Millwood Lake is a reservoir in southwestern Arkansas, United States. It is located 9 mi from Ashdown and was formed from the damming of the point where Little River and Saline River meet.

== Overview ==
Millwood Lake is mainly recognized for its fishing and birding access. It is also known for housing the 1,380-pound alligator, which was caught in the lake in 2012. Its 35000 acre of submerged timber provide homes for the many varieties of fish in the lake, including the indigenous Millwood lunker largemouth bass. Other species of fauna around the lake include white-tailed deer, bobwhite quail, squirrels, doves, rabbits, raccoons, armadillos, opossums, foxes, minks, alligators, and beavers.
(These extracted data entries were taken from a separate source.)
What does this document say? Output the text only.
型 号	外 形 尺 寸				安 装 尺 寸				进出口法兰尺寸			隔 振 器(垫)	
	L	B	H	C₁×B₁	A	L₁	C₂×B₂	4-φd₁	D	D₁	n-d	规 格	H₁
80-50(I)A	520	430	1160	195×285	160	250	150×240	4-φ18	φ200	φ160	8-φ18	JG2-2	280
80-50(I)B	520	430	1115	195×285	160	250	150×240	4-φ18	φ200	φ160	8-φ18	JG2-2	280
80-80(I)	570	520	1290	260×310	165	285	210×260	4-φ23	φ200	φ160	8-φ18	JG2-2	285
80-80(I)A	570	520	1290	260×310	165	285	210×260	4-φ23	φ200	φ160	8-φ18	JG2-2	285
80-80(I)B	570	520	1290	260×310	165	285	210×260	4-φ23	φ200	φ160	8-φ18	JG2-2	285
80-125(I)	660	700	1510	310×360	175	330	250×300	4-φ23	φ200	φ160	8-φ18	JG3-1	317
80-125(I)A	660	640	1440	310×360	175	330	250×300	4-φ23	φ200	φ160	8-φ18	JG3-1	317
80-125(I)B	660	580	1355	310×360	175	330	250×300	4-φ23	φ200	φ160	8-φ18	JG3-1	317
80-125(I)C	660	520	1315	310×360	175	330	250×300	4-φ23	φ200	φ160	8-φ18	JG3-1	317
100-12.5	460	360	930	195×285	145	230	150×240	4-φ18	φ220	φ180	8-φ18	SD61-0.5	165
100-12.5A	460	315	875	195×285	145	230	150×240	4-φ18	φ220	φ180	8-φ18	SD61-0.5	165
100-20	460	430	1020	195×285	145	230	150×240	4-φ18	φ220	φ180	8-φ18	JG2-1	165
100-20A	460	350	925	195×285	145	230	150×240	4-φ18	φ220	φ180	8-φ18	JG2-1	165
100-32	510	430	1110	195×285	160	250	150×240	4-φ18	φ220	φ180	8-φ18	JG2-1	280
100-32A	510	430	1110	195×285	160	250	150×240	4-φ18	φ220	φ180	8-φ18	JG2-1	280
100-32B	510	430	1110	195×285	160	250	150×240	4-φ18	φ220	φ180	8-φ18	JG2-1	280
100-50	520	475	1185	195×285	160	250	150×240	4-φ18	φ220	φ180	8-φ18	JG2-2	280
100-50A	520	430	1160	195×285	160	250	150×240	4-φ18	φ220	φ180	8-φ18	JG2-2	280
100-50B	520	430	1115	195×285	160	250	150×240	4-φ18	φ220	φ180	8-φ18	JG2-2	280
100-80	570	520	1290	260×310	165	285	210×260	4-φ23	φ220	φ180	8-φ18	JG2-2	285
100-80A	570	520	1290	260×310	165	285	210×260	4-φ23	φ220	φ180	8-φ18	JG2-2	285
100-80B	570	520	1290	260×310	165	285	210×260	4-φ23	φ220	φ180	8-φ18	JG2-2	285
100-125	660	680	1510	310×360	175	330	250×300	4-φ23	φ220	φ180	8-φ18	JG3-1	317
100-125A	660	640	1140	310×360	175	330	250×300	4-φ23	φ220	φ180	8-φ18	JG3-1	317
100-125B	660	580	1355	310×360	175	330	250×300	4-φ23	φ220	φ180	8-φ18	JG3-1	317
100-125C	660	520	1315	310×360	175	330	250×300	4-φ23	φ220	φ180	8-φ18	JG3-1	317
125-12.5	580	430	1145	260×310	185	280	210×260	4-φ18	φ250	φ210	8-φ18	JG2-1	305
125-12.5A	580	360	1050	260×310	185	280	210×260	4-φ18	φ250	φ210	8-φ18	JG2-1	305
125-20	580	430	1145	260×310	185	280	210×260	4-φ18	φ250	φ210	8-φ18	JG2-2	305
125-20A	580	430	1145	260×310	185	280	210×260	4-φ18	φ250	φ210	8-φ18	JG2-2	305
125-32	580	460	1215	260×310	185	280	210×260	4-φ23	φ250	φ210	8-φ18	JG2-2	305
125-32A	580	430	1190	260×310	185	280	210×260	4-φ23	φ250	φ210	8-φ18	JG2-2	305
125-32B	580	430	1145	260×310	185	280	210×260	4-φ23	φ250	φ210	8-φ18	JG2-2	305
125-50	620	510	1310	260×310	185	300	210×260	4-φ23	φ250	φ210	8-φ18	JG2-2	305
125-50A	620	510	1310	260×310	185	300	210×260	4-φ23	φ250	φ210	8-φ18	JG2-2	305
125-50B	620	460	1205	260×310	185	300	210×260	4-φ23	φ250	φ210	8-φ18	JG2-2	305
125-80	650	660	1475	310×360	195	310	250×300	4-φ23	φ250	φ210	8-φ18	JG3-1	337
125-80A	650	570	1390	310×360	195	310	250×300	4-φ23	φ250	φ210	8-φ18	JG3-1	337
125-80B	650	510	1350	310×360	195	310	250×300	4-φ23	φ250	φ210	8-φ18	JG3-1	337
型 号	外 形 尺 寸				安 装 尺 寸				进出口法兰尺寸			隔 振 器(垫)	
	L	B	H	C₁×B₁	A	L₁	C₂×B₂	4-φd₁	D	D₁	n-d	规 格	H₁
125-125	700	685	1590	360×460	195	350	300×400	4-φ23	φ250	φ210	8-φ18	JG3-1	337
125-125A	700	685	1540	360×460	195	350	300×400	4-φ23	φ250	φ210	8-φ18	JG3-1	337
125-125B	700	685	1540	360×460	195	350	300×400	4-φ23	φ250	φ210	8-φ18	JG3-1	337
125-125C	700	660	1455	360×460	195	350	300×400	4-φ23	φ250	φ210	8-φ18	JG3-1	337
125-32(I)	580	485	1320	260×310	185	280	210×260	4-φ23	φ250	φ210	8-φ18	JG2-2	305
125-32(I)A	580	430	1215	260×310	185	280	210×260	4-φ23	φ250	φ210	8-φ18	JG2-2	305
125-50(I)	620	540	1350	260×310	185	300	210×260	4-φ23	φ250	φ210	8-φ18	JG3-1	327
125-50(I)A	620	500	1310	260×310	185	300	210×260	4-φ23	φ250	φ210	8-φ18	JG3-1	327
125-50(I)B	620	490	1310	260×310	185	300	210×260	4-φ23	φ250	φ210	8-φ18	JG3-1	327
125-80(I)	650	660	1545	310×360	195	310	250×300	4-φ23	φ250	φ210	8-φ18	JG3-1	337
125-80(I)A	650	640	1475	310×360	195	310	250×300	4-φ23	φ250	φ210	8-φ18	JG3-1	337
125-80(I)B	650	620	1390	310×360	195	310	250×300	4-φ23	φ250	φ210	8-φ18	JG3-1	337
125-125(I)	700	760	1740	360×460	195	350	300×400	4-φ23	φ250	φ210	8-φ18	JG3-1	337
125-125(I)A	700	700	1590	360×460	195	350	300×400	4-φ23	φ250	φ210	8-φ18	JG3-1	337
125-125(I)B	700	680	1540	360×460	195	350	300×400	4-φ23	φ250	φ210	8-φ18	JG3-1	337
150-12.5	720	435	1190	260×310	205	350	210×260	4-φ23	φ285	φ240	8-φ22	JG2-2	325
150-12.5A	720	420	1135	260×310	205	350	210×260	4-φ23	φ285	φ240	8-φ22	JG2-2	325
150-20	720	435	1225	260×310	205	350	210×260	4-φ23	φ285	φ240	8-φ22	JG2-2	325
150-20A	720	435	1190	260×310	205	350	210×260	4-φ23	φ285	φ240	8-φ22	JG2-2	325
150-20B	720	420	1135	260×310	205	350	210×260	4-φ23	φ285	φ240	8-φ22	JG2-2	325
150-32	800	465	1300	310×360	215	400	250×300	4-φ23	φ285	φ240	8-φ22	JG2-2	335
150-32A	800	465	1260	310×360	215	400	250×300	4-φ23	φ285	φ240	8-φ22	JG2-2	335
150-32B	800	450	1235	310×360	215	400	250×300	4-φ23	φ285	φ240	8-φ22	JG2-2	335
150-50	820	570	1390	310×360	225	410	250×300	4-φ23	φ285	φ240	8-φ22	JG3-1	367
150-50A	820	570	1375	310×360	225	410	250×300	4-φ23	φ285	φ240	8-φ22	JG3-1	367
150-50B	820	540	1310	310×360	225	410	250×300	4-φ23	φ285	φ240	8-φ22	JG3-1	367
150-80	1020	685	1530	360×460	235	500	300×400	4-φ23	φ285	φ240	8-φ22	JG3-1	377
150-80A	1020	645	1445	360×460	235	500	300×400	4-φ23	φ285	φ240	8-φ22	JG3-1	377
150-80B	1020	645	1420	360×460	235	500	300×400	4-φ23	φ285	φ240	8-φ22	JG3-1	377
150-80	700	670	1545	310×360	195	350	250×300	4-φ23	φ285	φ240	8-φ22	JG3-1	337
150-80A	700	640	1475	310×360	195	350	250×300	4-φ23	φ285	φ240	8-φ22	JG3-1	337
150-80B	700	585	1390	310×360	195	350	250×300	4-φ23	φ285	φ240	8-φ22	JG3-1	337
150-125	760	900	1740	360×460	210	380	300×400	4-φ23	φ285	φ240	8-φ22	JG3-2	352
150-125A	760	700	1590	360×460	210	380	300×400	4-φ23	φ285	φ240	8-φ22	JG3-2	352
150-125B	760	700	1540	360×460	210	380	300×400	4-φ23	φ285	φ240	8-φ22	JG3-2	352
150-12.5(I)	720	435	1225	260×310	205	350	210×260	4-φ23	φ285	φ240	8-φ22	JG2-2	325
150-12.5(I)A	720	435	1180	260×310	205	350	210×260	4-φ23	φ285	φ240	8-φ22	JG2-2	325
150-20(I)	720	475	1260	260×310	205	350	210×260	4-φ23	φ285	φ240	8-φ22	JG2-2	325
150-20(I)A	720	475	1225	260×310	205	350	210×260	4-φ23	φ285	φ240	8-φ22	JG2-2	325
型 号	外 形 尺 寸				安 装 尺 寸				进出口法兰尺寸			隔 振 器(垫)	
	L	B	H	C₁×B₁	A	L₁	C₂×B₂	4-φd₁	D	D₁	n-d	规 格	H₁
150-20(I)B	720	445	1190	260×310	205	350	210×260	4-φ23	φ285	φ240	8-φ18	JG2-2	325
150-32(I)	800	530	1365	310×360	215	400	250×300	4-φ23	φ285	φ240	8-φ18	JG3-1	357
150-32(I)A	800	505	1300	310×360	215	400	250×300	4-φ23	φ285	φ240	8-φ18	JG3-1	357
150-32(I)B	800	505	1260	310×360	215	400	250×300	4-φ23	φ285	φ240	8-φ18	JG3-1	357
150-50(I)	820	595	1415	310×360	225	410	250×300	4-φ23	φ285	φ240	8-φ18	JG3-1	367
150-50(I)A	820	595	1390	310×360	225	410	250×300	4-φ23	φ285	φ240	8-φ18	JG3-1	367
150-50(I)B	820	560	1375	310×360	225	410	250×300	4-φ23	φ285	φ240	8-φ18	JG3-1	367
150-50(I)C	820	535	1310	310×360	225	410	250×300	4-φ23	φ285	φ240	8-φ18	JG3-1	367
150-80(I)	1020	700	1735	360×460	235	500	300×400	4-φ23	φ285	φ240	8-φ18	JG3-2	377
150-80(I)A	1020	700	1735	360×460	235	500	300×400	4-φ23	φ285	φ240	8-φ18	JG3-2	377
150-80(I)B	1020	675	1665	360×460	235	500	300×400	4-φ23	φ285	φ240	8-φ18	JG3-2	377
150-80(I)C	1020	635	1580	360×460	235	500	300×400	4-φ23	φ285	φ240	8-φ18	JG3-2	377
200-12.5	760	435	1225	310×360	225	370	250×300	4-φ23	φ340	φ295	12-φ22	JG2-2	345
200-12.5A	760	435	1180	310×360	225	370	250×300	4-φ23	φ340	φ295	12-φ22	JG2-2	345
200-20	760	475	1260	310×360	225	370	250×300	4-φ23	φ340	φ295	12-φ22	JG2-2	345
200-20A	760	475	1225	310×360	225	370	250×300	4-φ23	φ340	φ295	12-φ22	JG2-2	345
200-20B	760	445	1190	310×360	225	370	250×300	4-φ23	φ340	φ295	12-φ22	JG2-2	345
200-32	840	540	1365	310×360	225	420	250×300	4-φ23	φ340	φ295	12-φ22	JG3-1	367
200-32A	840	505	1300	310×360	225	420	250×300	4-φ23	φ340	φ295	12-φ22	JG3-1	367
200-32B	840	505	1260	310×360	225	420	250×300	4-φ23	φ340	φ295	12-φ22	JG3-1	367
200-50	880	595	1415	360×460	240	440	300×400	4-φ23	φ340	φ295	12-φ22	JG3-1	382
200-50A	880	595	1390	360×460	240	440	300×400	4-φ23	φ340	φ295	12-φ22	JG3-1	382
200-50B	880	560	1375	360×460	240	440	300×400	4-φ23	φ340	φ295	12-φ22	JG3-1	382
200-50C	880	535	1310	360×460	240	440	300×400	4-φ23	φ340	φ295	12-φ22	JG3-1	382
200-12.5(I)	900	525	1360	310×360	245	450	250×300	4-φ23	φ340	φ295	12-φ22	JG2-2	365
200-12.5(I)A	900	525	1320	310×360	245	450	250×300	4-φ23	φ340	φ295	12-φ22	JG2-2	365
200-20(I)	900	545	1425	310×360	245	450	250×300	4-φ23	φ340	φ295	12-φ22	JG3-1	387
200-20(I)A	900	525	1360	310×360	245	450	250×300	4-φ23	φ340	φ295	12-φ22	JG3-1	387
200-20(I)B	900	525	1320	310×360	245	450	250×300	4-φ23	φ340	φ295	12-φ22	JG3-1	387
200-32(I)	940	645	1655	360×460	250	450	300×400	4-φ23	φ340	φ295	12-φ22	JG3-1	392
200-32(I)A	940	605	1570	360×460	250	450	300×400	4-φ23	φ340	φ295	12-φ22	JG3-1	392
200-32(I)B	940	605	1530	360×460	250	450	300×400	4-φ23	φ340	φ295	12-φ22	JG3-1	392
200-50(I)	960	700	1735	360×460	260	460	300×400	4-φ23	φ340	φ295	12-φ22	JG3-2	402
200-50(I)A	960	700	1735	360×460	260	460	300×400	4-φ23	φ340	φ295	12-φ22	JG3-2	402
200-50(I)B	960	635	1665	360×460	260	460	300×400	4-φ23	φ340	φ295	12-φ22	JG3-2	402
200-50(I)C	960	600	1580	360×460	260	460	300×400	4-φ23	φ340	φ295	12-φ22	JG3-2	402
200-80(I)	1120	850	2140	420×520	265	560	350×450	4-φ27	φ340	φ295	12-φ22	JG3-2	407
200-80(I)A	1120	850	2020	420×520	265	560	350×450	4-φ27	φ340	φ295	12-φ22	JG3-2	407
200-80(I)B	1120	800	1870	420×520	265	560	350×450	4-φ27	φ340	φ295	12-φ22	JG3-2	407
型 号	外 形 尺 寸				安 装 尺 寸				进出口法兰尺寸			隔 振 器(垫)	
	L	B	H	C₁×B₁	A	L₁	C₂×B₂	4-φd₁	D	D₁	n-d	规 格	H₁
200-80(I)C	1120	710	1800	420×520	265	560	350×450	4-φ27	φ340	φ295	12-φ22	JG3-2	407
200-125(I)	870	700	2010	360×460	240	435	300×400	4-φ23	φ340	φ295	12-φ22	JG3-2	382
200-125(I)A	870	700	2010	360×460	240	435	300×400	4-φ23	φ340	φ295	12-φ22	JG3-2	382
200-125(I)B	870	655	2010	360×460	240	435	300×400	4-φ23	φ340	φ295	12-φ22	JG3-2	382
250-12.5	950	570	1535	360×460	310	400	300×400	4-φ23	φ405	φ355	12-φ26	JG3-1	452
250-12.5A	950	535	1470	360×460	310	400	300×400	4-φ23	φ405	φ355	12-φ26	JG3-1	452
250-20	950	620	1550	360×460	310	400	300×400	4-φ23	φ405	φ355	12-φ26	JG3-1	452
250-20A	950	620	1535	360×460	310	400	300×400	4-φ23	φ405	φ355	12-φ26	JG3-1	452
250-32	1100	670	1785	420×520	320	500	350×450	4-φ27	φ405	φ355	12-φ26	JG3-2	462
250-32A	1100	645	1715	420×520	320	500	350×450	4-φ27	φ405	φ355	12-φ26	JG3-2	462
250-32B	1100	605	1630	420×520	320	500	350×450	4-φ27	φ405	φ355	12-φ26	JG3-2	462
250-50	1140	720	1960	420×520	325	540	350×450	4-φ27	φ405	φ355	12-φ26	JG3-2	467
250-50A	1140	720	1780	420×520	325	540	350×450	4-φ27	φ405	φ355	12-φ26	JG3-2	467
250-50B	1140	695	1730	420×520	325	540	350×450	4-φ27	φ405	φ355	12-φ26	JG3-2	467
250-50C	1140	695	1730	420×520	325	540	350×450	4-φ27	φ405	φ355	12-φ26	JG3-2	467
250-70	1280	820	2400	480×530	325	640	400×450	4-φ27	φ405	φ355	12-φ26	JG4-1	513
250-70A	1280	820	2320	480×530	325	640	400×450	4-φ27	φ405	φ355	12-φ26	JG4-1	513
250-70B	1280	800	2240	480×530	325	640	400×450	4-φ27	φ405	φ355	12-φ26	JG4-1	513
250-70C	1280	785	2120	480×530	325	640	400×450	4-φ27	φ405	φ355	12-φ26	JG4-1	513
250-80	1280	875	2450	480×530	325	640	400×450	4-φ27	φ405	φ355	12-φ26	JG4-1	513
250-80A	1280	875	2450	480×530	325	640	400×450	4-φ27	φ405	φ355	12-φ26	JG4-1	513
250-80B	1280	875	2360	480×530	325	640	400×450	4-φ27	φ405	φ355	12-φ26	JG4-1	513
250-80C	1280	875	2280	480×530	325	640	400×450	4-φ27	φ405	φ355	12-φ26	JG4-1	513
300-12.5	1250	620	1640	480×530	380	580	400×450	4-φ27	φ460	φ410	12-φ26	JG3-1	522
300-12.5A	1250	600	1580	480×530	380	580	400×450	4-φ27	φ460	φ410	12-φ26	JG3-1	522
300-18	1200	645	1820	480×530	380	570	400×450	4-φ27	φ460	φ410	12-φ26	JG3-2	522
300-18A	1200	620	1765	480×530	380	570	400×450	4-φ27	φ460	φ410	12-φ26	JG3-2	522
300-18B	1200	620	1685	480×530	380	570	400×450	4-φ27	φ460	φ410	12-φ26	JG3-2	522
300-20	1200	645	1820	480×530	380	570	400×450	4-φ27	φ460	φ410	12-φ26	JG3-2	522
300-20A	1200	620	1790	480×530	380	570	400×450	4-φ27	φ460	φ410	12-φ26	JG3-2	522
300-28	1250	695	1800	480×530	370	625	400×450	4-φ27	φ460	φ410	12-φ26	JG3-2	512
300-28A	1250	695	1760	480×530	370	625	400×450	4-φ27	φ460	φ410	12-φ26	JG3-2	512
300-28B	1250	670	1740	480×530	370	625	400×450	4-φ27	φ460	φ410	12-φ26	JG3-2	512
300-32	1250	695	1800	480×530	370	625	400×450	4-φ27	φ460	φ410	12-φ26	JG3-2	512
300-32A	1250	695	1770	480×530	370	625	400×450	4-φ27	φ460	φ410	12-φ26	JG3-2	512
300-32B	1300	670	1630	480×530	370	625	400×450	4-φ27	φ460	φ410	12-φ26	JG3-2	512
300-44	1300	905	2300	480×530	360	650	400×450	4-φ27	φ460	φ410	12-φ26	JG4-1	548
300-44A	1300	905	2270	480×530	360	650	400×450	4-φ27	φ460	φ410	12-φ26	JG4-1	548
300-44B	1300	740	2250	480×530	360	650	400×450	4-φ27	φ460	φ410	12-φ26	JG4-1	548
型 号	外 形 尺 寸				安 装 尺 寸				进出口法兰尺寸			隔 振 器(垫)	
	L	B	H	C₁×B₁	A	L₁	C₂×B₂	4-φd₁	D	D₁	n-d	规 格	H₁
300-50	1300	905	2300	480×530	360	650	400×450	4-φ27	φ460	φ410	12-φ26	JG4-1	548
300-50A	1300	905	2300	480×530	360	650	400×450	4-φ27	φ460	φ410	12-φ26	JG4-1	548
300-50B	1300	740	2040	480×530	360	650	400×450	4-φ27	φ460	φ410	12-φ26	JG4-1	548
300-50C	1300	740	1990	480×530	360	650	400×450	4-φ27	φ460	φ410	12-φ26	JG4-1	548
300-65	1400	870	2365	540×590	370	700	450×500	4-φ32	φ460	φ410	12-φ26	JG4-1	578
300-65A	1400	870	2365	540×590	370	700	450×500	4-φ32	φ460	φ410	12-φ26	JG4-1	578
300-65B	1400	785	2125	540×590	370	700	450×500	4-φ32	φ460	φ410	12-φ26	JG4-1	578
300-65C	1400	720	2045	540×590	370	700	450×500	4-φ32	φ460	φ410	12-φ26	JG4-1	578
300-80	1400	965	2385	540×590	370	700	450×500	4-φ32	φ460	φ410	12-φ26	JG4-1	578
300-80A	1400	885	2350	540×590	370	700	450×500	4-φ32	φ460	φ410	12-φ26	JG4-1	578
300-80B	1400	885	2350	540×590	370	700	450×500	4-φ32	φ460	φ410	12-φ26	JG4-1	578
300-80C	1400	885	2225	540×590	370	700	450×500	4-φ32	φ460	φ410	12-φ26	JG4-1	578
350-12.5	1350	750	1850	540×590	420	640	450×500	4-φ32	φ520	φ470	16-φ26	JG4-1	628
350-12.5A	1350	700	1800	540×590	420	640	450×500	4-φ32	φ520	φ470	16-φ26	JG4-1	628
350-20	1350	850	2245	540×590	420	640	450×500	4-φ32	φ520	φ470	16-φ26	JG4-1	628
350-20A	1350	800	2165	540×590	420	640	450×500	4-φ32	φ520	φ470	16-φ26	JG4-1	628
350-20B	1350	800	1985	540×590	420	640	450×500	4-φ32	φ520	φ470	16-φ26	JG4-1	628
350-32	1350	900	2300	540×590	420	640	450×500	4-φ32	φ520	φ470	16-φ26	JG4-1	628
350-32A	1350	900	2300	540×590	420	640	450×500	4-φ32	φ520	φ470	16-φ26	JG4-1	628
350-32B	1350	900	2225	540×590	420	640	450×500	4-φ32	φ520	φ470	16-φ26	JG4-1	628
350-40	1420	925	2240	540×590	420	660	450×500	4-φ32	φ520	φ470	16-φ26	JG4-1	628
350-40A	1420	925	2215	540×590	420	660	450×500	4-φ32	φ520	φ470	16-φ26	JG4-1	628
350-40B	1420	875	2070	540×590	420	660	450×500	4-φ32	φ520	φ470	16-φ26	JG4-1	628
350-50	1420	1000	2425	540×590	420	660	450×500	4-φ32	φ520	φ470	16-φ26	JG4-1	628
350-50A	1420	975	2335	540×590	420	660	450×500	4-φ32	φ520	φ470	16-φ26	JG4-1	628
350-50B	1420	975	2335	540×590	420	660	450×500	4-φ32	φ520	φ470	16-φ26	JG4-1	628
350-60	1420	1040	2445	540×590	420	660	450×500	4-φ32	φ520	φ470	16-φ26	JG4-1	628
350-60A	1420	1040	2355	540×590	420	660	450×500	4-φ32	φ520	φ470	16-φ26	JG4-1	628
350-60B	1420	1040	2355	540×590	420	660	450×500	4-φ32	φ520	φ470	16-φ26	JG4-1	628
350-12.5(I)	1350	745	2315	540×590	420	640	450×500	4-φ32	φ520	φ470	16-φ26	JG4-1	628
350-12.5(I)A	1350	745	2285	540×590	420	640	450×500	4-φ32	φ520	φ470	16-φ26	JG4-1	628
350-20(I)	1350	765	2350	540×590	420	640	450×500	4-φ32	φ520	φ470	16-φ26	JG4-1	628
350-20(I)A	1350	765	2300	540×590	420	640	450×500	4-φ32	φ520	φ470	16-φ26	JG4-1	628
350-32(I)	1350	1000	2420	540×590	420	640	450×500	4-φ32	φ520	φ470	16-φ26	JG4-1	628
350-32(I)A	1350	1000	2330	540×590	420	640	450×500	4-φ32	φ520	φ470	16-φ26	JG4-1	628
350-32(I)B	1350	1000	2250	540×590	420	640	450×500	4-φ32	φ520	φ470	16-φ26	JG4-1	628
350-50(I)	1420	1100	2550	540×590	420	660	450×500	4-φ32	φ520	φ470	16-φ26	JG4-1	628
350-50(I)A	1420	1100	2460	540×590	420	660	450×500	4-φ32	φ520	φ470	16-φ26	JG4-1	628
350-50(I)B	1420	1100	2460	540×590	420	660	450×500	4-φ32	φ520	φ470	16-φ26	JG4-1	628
Boating is also popular on Millwood Lake, but only a small part of the whole surface area of the lake can be used for boating due to the submerged timber that takes up 30000 acre of the lake. Millwood Lake also has a diverse flora life, with many plants and trees such as gum, oak, birch, pine, juniper, flowering shrubs, and wildflowers.

== History ==
The Millwood Lake project was authorized by the Flood Control Act of 1946, and modified by the Flood Control Act of 1958. The dam and lake were designed and built by the Tulsa District of the Army Corps of Engineers, which still maintains the lake's Beard's Bluff recreation center. The project's construction work began in 1961 and was finished for flood control operations in 1966 for $44,000,000. The lake and dam were dedicated on December 8, 1966. The lake is the key to the general flood reduction system for the Red River below Lake Texoma.